Now, I'm still a Southern girl at heart, and, like my dad, I can fry up a mean chicken, which I love just about as much as he does. But fried chicken and mac and cheese don't seem to seem to love me back. I have to discipline myself not to eat too much, or I end up wearing them on my hips.

I also have high blood pressure, so I try not to clog up my arteries with a lot of fried or fatty food. As the head chef in my house, I make healthy eating a priority and more often than not, we consume an organic, plant-based diet that uses grain and grass-fed chicken or lamb as side dishes instead of the entrée.

Organic vegetables can be expensive, so I grow some things myself, like fresh pots of herbs that sit in my kitchen window. And I'll be trying a full-fledged vegetable garden soon. Even though both sets of grandparents died more than 25 years ago, their lessons about food still influence my cooking.

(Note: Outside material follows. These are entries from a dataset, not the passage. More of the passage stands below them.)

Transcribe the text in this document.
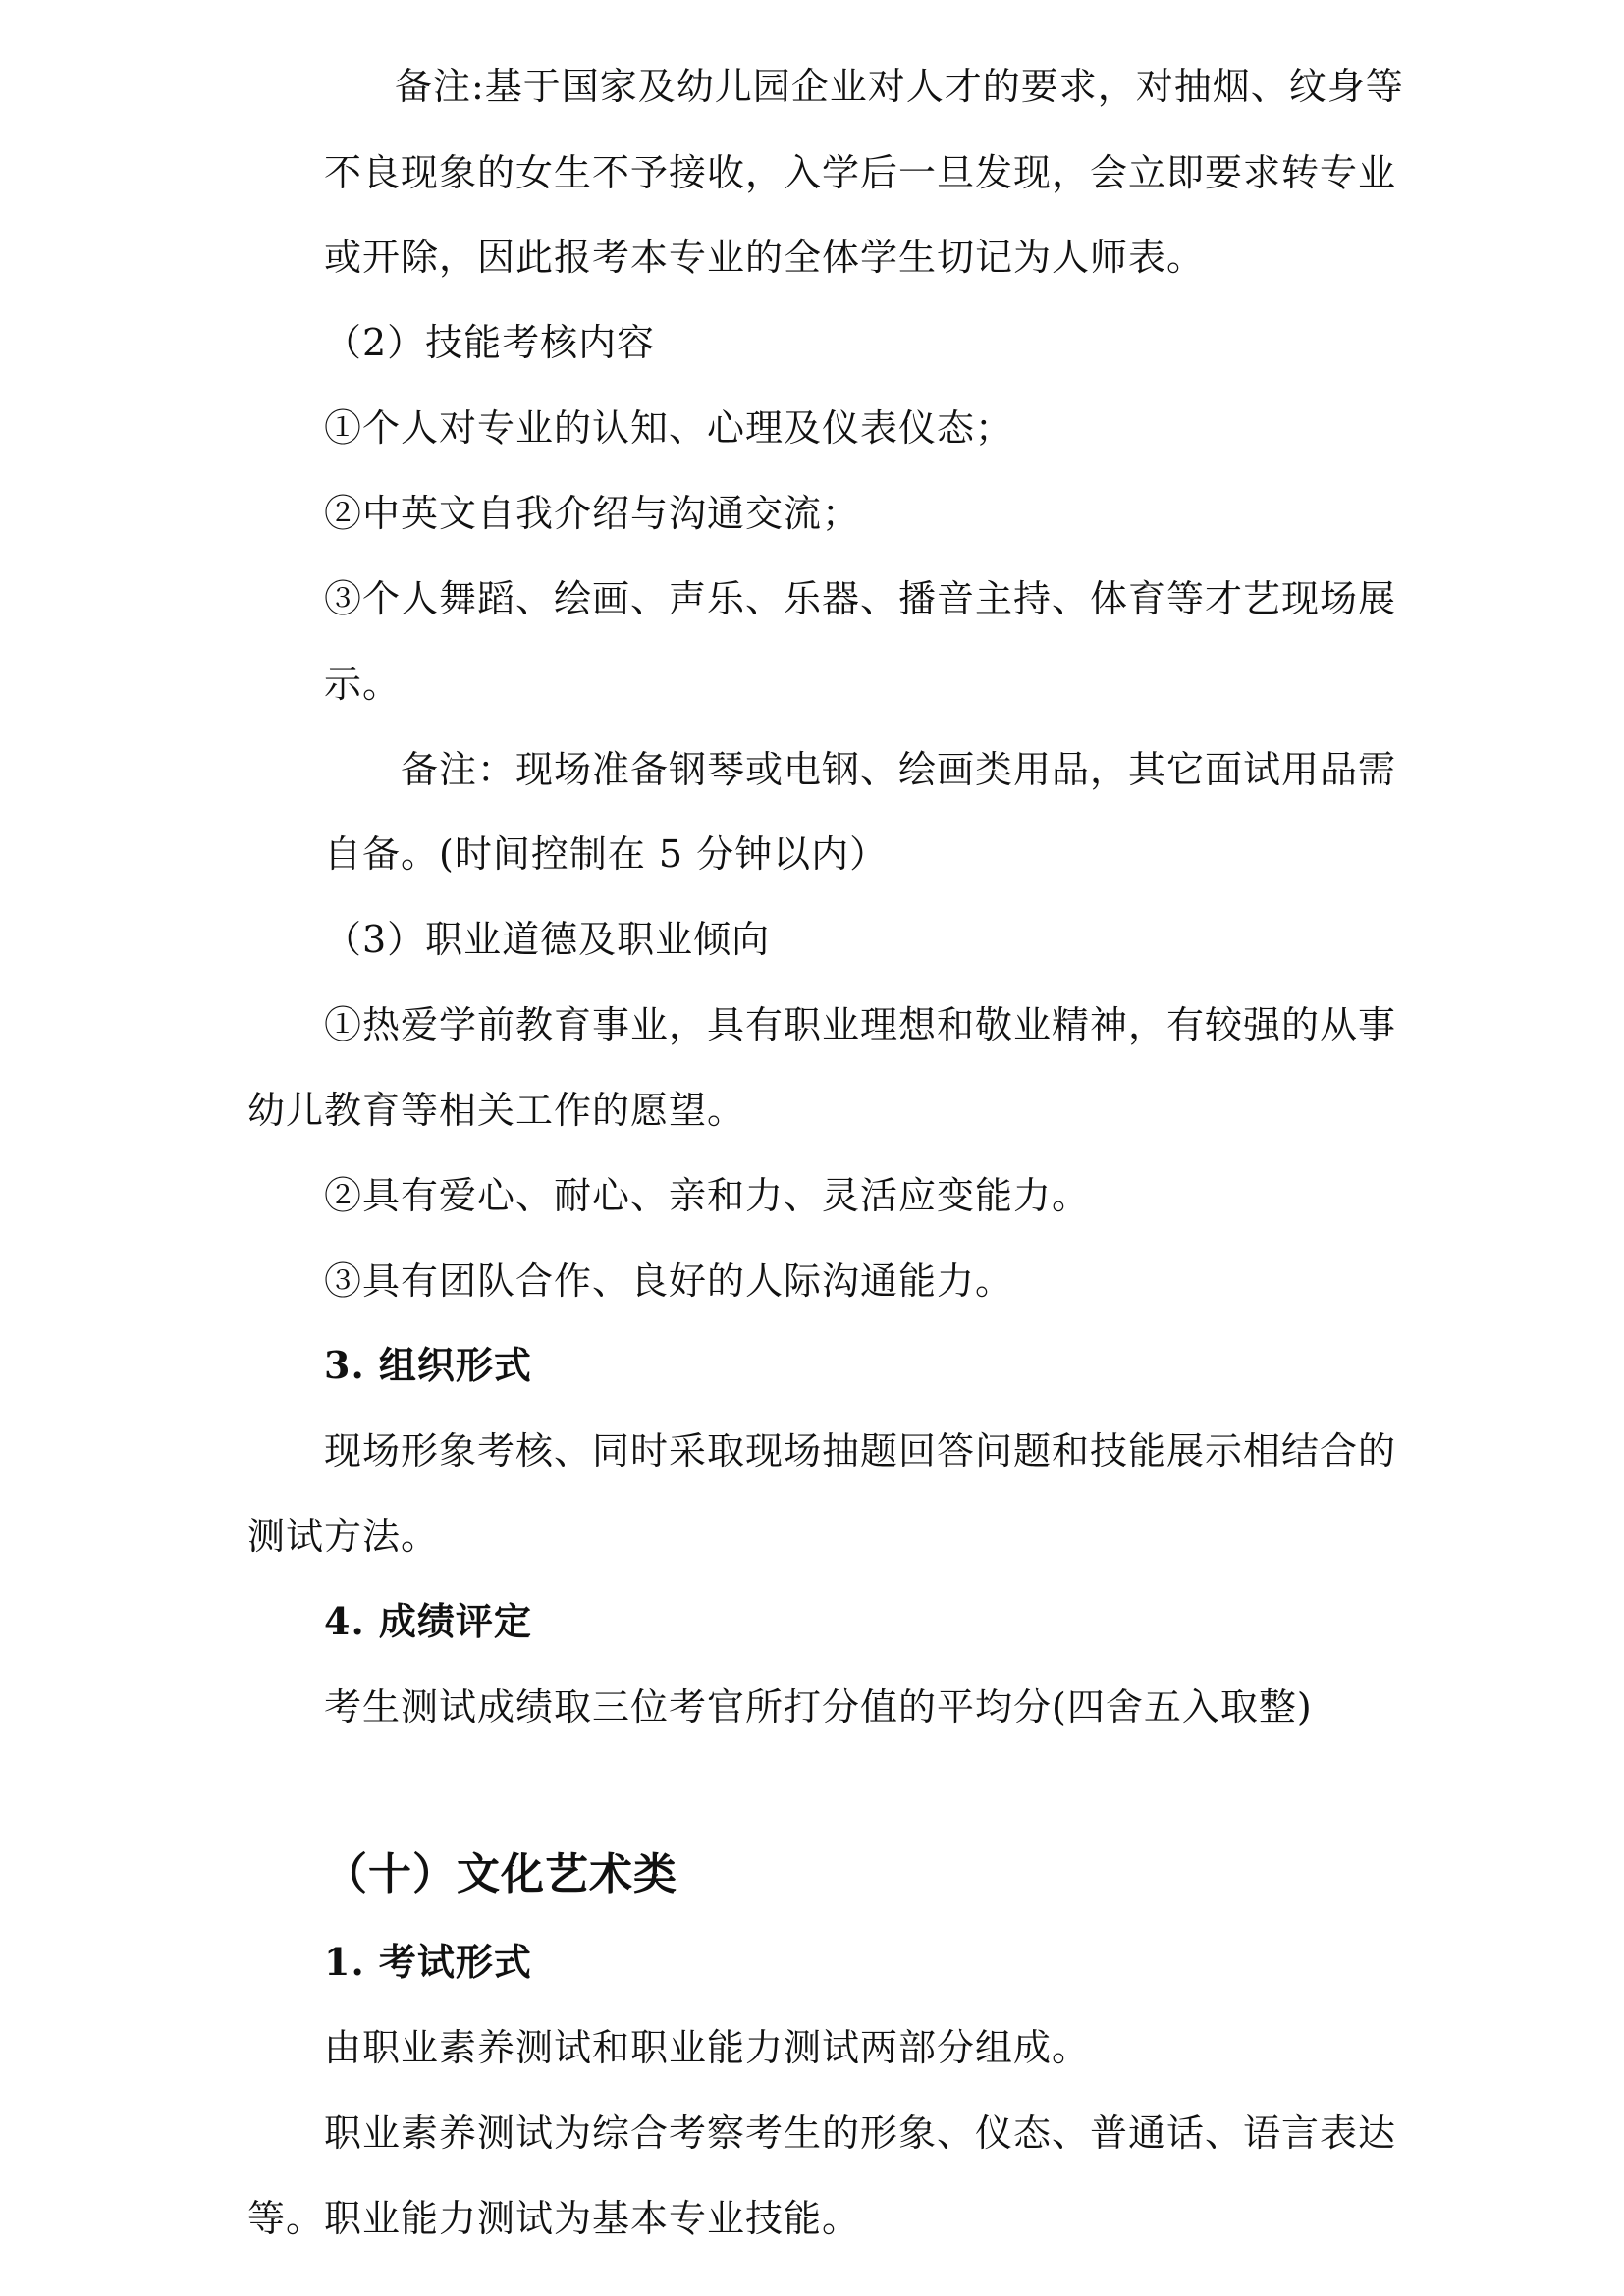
备注:基于国家及幼儿园企业对人才的要求，对抽烟、纹身等
不良现象的女生不予接收，入学后一旦发现，会立即要求转专业
或开除，因此报考本专业的全体学生切记为人师表。
（2）技能考核内容
①个人对专业的认知、心理及仪表仪态；
②中英文自我介绍与沟通交流；
③个人舞蹈、绘画、声乐、乐器、播音主持、体育等才艺现场展
示。
备注：现场准备钢琴或电钢、绘画类用品，其它面试用品需
自备。(时间控制在 5 分钟以内）
（3）职业道德及职业倾向
①热爱学前教育事业，具有职业理想和敬业精神，有较强的从事
幼儿教育等相关工作的愿望。
②具有爱心、耐心、亲和力、灵活应变能力。
③具有团队合作、良好的人际沟通能力。
3. 组织形式
现场形象考核、同时采取现场抽题回答问题和技能展示相结合的
测试方法。
4. 成绩评定
考生测试成绩取三位考官所打分值的平均分(四舍五入取整)
（十）文化艺术类
1. 考试形式
由职业素养测试和职业能力测试两部分组成。
职业素养测试为综合考察考生的形象、仪态、普通话、语言表达
等。职业能力测试为基本专业技能。
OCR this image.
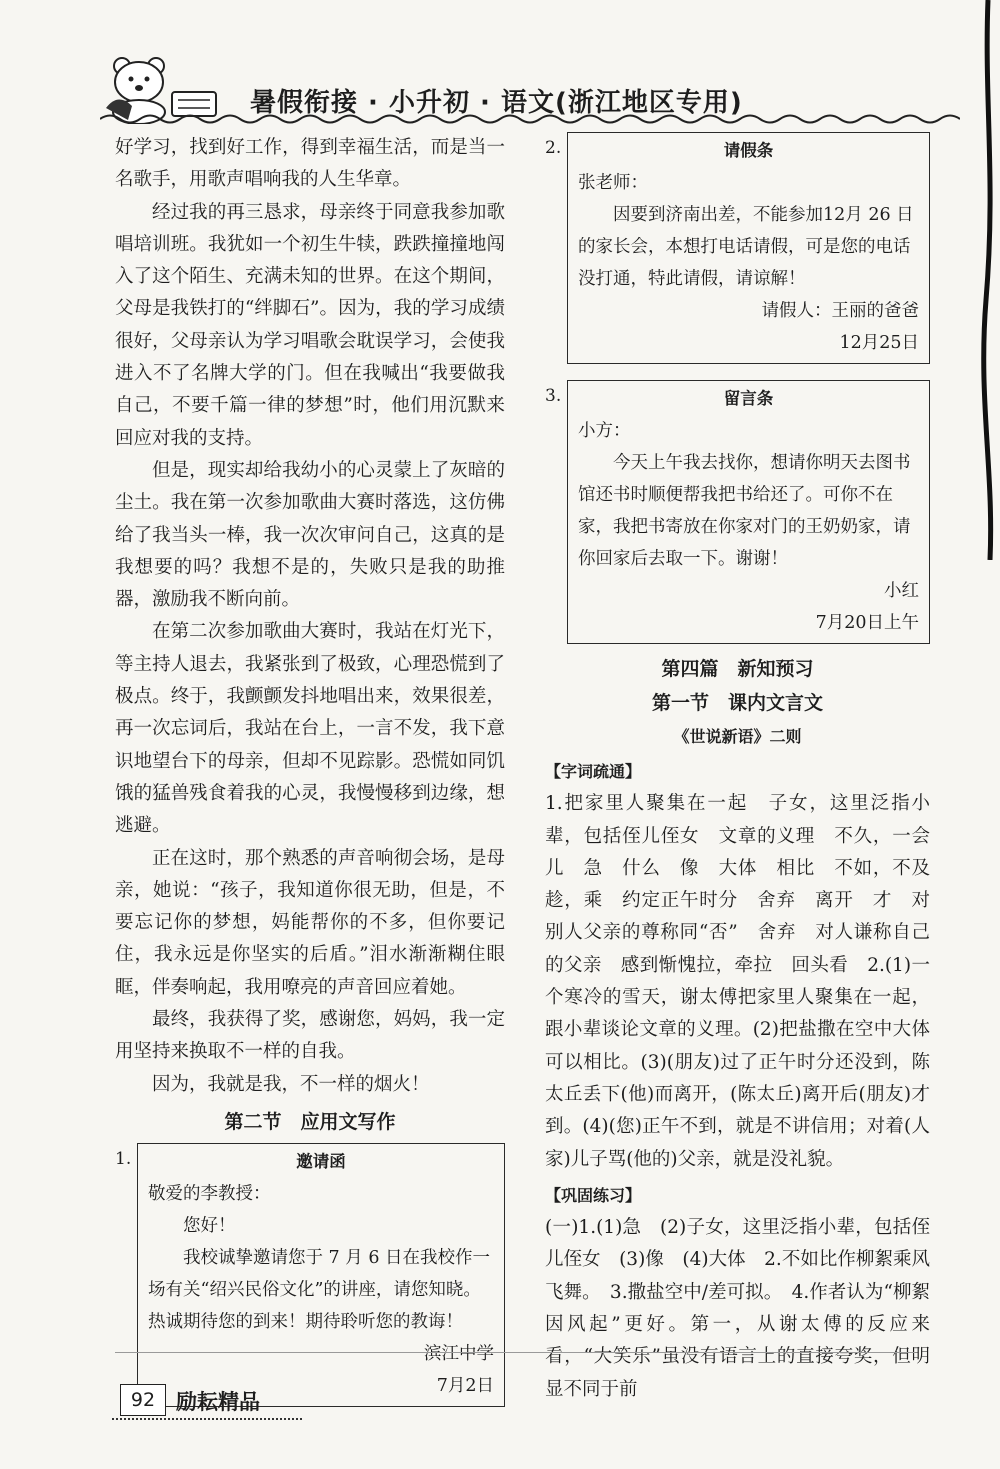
暑假衔接 · 小升初 · 语文(浙江地区专用)

好学习，找到好工作，得到幸福生活，而是当一名歌手，用歌声唱响我的人生华章。

经过我的再三恳求，母亲终于同意我参加歌唱培训班。我犹如一个初生牛犊，跌跌撞撞地闯入了这个陌生、充满未知的世界。在这个期间，父母是我铁打的“绊脚石”。因为，我的学习成绩很好，父母亲认为学习唱歌会耽误学习，会使我进入不了名牌大学的门。但在我喊出“我要做我自己，不要千篇一律的梦想”时，他们用沉默来回应对我的支持。

但是，现实却给我幼小的心灵蒙上了灰暗的尘土。我在第一次参加歌曲大赛时落选，这仿佛给了我当头一棒，我一次次审问自己，这真的是我想要的吗？我想不是的，失败只是我的助推器，激励我不断向前。

在第二次参加歌曲大赛时，我站在灯光下，等主持人退去，我紧张到了极致，心理恐慌到了极点。终于，我颤颤发抖地唱出来，效果很差，再一次忘词后，我站在台上，一言不发，我下意识地望台下的母亲，但却不见踪影。恐慌如同饥饿的猛兽残食着我的心灵，我慢慢移到边缘，想逃避。

正在这时，那个熟悉的声音响彻会场，是母亲，她说：“孩子，我知道你很无助，但是，不要忘记你的梦想，妈能帮你的不多，但你要记住，我永远是你坚实的后盾。”泪水渐渐糊住眼眶，伴奏响起，我用嘹亮的声音回应着她。

最终，我获得了奖，感谢您，妈妈，我一定用坚持来换取不一样的自我。

因为，我就是我，不一样的烟火！

第二节　应用文写作
1.	邀请函
敬爱的李教授：
您好！
我校诚挚邀请您于 7 月 6 日在我校作一场有关“绍兴民俗文化”的讲座，请您知晓。热诚期待您的到来！期待聆听您的教诲！
滨江中学
7月2日
2.	请假条
张老师：
因要到济南出差，不能参加12月 26 日的家长会，本想打电话请假，可是您的电话没打通，特此请假，请谅解！
请假人：王丽的爸爸
12月25日
3.	留言条
小方：
今天上午我去找你，想请你明天去图书馆还书时顺便帮我把书给还了。可你不在家，我把书寄放在你家对门的王奶奶家，请你回家后去取一下。谢谢！
小红
7月20日上午
第四篇　新知预习
第一节　课内文言文
《世说新语》二则
【字词疏通】

1.把家里人聚集在一起　子女，这里泛指小辈，包括侄儿侄女　文章的义理　不久，一会儿　急　什么　像　大体　相比　不如，不及　趁，乘　约定正午时分　舍弃　离开　才　对别人父亲的尊称同“否”　舍弃　对人谦称自己的父亲　感到惭愧拉，牵拉　回头看　2.(1)一个寒冷的雪天，谢太傅把家里人聚集在一起，跟小辈谈论文章的义理。(2)把盐撒在空中大体可以相比。(3)(朋友)过了正午时分还没到，陈太丘丢下(他)而离开，(陈太丘)离开后(朋友)才到。(4)(您)正午不到，就是不讲信用；对着(人家)儿子骂(他的)父亲，就是没礼貌。

【巩固练习】

(一)1.(1)急　(2)子女，这里泛指小辈，包括侄儿侄女　(3)像　(4)大体　2.不如比作柳絮乘风飞舞。　3.撒盐空中/差可拟。　4.作者认为“柳絮因风起”更好。第一，从谢太傅的反应来看，“大笑乐”虽没有语言上的直接夸奖，但明显不同于前

92 励耘精品
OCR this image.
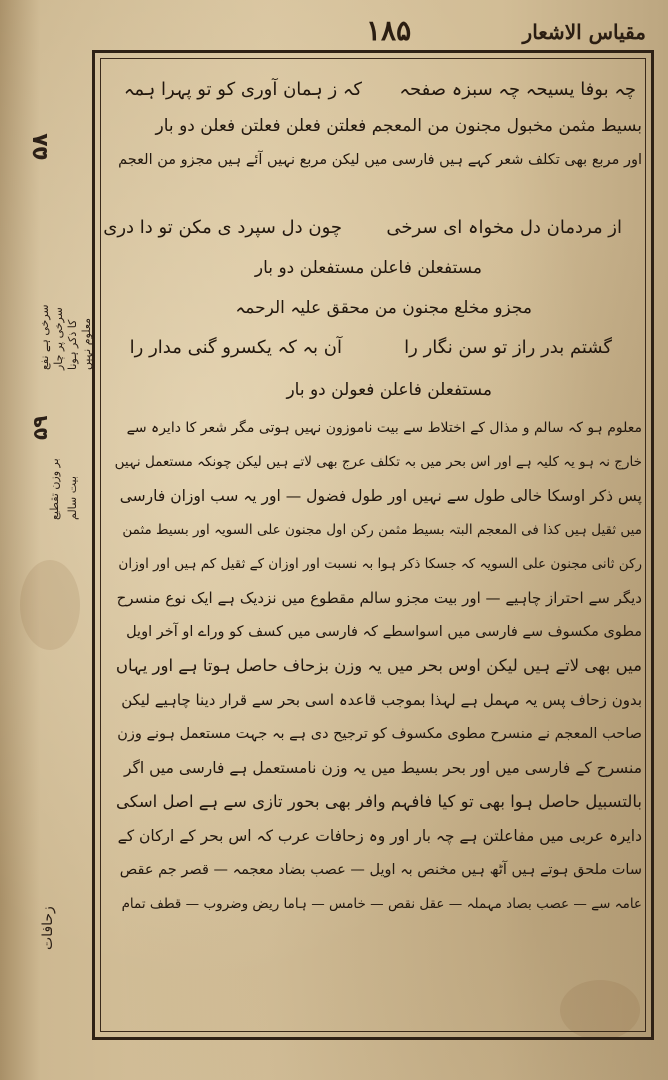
۱۸۵	مقیاس الاشعار
۵۸
سرخی ہے نفع سرخی پر چار کا ذکر ہونا معلوم نہیں
۵۹
بر وزن تقطیع بیت سالم
چہ بوفا یسیحہ چہ سبزہ صفحہ
کہ ز ہمان آوری کو تو پہرا ہمہ
بسیط مثمن مخبول مجنون من المعجم فعلتن فعلن فعلتن فعلن دو بار
اور مربع بھی تکلف شعر کہے ہیں فارسی میں لیکن مربع نہیں آئے ہیں مجزو من العجم
از مردمان دل مخواہ ای سرخی
چون دل سپرد ی مکن تو دا دری
مستفعلن فاعلن مستفعلن دو بار
مجزو مخلع مجنون من محقق علیہ الرحمہ
گشتم بدر راز تو سن نگار را
آن بہ کہ یکسرو گنی مدار را
مستفعلن فاعلن فعولن دو بار
معلوم ہو کہ سالم و مذال کے اختلاط سے بیت ناموزون نہیں ہوتی مگر شعر کا دایرہ سے
خارج نہ ہو یہ کلیہ ہے اور اس بحر میں بہ تکلف عرج بھی لاتے ہیں لیکن چونکہ مستعمل نہیں
پس ذکر اوسکا خالی طول سے نہیں اور طول فضول — اور یہ سب اوزان فارسی
میں ثقیل ہیں کذا فی المعجم البتہ بسیط مثمن رکن اول مجنون علی السویہ اور بسیط مثمن
رکن ثانی مجنون علی السویہ کہ جسکا ذکر ہوا بہ نسبت اور اوزان کے ثقیل کم ہیں اور اوزان
دیگر سے احتراز چاہیے — اور بیت مجزو سالم مقطوع میں نزدیک ہے ایک نوع منسرح
مطوی مکسوف سے فارسی میں اسواسطے کہ فارسی میں کسف کو وراے او آخر اویل
میں بھی لاتے ہیں لیکن اوس بحر میں یہ وزن بزحاف حاصل ہوتا ہے اور یہاں
بدون زحاف پس یہ مہمل ہے لہذا بموجب قاعدہ اسی بحر سے قرار دینا چاہیے لیکن
صاحب المعجم نے منسرح مطوی مکسوف کو ترجیح دی ہے بہ جہت مستعمل ہونے وزن
منسرح کے فارسی میں اور بحر بسیط میں یہ وزن نامستعمل ہے فارسی میں اگر
بالتسبیل حاصل ہوا بھی تو کیا فافہم وافر بھی بحور تازی سے ہے اصل اسکی
دایرہ عربی میں مفاعلتن ہے چہ بار اور وہ زحافات عرب کہ اس بحر کے ارکان کے
سات ملحق ہوتے ہیں آٹھ ہیں مخنص بہ اویل — عصب بضاد معجمہ — قصر جم عقص
عامہ سے — عصب بصاد مہملہ — عقل نقص — خامس — ہاما ریض وضروب — قطف تمام
زحافات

Surprisingly, the White House garden, which will produce more than five dozen kinds of vegetables, herbs and fruits for the first family, guests and a nearby homeless shelter, is stirring a bit of controversy. Some say Obama's vision of feeding her family fresh veggies and inspiring the rest of the country to grow their own is a mere PR stunt.

The comments I've read range from farmers feeling threatened that Americans will pick up a hoe instead of buying produce from the supermarket to the high cost of organic gardening.

But organic produce at the supermarket often costs five times as much as chemically-treated veggies. Besides, nothing can replace the taste of food that you picked just hours before it reaches the table.

By setting an example, Obama is inspiring Americans to become more self-sufficient and health-conscious. And teaching people how to better care for their families by growing their own food contributes to sustainability and will eventually help reduce the nation's health-care burden. As the adage goes, "Give a man a fish and he'll eat for a day, teach him to fish and he'll eat for the rest of his life." *

Fatimah Ali is a journalist, media consultant and an associate member of the Daily News editorial board.